Si le narthex (22 m de long, 23,50 m de large, 19,50 m de haut) et la nef (62,50 m de long, 18,55 m de haut) comptent parmi les chefs-d'œuvre de l'architecture romane (les arcs doubleaux en plein cintre sont constitués de claveaux de pierre blanche et brune), l'édifice s'achève par un vaste chœur gothique primitif construit en 1185, alors qu'aucune des grandes cathédrales n'était encore achevée.
Construite de 1120 à 1140, la nef romane est prolongée vers 1145 par les trois travées du narthex, plaquées sur sa façade. Les deux constructions sont semblables, même si des arcs brisés, pas encore gothiques, apparaissent.
Vers 1185, un nouveau chœur, remplace un chœur roman primitif. Le choix est audacieux car les bâtisseurs ont peu d'expérience de cette technique nouvelle. Ils avaient pourtant utilisé la voûte d'arête sur le vaisseau central alors qu'on la réservait généralement aux bas-côtés, plus étroits. Ils purent ainsi, en allégeant un peu les murs de chaque travée, ouvrir des fenêtres plus grandes que dans la plupart des églises romanes. Pour gérer l'énorme poids d'une voûte de pierre, on avait eu l'idée de réunir les deux murs de la nef par des chaînes dont on voit encore les crochets pris dans la maçonnerie. Les arcs-boutants n'existaient pas encore. Le gothique, en dirigeant le poids de la voûte sur la croisée des ogives et la poussée des ogives sur les piliers, apporta la solution. N'ayant plus de fonction de soutien, les murs s'ouvrirent et s'allégèrent. Ainsi, de la légère pénombre du narthex au chœur inondé de lumière, l'église est un "chemin de lumière". En juxtaposant les deux styles, les moines de Vézelay posaient sur la colline bourguignonne, leur foi en la lumière, l'avenir et la spiritualité.
Les piliers de la nef comme ceux du narthex sont ornés de chapiteaux différents (le "Moulin mystique" résume toute la Bible !). Remarquables aussi sont les tympans du narthex que domine le Christ en gloire du portail central.
Les Croisades
La IIème Croisade fut provoquée par la chute d'Édesse en 1145. Prêchée le 31 mars 1146 à Vézelay par Bernard de Clairvaux, elle fut conduite en décembre 1146 par Louis VII (et Aliénor) et Conrad III. Manuel 1er Comnène ayant refusé son aide aux Croisés, la traversée du sultanat de Roum fut difficile. Arrivés en Terre Sainte, certains croisés repartirent aussitôt pour l'Europe, tandis que les deux souverains se laissaient entraîner dans une expédition inutile contre Damas. La seconde croisade s'acheva en 1149 sans aucun résultat.

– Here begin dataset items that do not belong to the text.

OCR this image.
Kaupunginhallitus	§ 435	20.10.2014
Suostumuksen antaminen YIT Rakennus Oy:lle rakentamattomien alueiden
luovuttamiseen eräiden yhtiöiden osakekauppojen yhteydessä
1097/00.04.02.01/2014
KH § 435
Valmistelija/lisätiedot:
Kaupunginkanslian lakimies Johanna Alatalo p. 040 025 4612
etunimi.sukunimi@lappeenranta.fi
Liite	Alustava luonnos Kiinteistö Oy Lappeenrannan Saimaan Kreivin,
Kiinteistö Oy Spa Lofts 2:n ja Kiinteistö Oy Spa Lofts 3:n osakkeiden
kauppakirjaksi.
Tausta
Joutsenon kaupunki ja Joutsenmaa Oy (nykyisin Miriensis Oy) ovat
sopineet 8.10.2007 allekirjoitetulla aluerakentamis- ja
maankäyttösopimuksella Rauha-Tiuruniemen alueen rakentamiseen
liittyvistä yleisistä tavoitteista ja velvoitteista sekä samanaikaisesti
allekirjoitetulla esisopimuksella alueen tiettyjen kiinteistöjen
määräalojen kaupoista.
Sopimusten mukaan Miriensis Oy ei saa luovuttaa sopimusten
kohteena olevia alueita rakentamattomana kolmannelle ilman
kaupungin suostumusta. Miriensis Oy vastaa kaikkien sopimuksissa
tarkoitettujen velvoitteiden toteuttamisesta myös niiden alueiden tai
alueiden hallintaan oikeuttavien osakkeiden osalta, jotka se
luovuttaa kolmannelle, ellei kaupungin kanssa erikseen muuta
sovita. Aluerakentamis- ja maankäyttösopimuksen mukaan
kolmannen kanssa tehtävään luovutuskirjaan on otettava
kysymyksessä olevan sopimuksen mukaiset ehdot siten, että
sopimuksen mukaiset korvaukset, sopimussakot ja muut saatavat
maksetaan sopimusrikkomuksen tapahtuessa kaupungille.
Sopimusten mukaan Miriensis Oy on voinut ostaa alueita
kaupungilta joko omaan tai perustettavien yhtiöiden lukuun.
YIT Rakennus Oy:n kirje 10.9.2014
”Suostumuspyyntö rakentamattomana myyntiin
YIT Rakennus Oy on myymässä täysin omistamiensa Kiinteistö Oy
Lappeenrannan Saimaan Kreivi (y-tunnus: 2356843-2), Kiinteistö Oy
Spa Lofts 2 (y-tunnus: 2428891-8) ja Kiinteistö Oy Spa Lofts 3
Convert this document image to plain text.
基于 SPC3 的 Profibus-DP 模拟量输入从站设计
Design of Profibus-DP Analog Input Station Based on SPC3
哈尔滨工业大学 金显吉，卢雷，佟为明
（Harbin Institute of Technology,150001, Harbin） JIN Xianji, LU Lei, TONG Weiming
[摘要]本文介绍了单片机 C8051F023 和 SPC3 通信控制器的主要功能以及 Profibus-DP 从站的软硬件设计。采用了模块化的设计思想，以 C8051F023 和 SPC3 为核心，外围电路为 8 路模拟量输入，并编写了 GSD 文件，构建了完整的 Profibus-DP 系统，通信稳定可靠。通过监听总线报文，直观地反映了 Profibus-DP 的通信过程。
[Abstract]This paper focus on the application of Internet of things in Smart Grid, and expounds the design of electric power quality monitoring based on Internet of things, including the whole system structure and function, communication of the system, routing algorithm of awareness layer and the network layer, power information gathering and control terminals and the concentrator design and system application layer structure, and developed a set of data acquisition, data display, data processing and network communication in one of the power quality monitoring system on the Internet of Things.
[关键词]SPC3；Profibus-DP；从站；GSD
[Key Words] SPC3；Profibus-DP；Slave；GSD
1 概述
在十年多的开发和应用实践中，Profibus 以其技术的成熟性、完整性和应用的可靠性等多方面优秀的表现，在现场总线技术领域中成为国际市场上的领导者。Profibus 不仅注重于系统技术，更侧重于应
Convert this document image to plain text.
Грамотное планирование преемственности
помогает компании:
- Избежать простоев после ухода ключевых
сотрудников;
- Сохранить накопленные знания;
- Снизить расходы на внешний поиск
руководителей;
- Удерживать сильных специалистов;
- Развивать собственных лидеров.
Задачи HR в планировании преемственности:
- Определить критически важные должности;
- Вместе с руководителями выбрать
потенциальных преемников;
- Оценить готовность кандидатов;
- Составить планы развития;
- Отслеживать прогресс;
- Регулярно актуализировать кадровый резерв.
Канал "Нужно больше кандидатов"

La IIIème Croisade fut provoquée par la chute de Jérusalem en 1187. Dès 1188, l'empereur Frédéric 1er Barberousse prit la route à la tête d'une puissante armée (au moins 20 000 chevaliers). Mais après sa victoire sur les Turcs à Iconium en mai 1190, Frédéric se noya en traversant le Selef. L'armée se dispersa et quelques centaines de chevaliers seulement participèrent avec Frédéric de Souabe au siège d'Acre.
Ce n'est qu'en 1190 que Philippe Auguste et Richard Cœur de Lion quittèrent Vézelay et hivernèrent en Sicile. L'arrivée de Philippe puis de Richard, fit aboutir le siège d'Acre qui durait depuis deux ans. La ville se rendit le 12 juillet 1191. Philippe Auguste regagna la France et Richard resta seul chef de la croisade.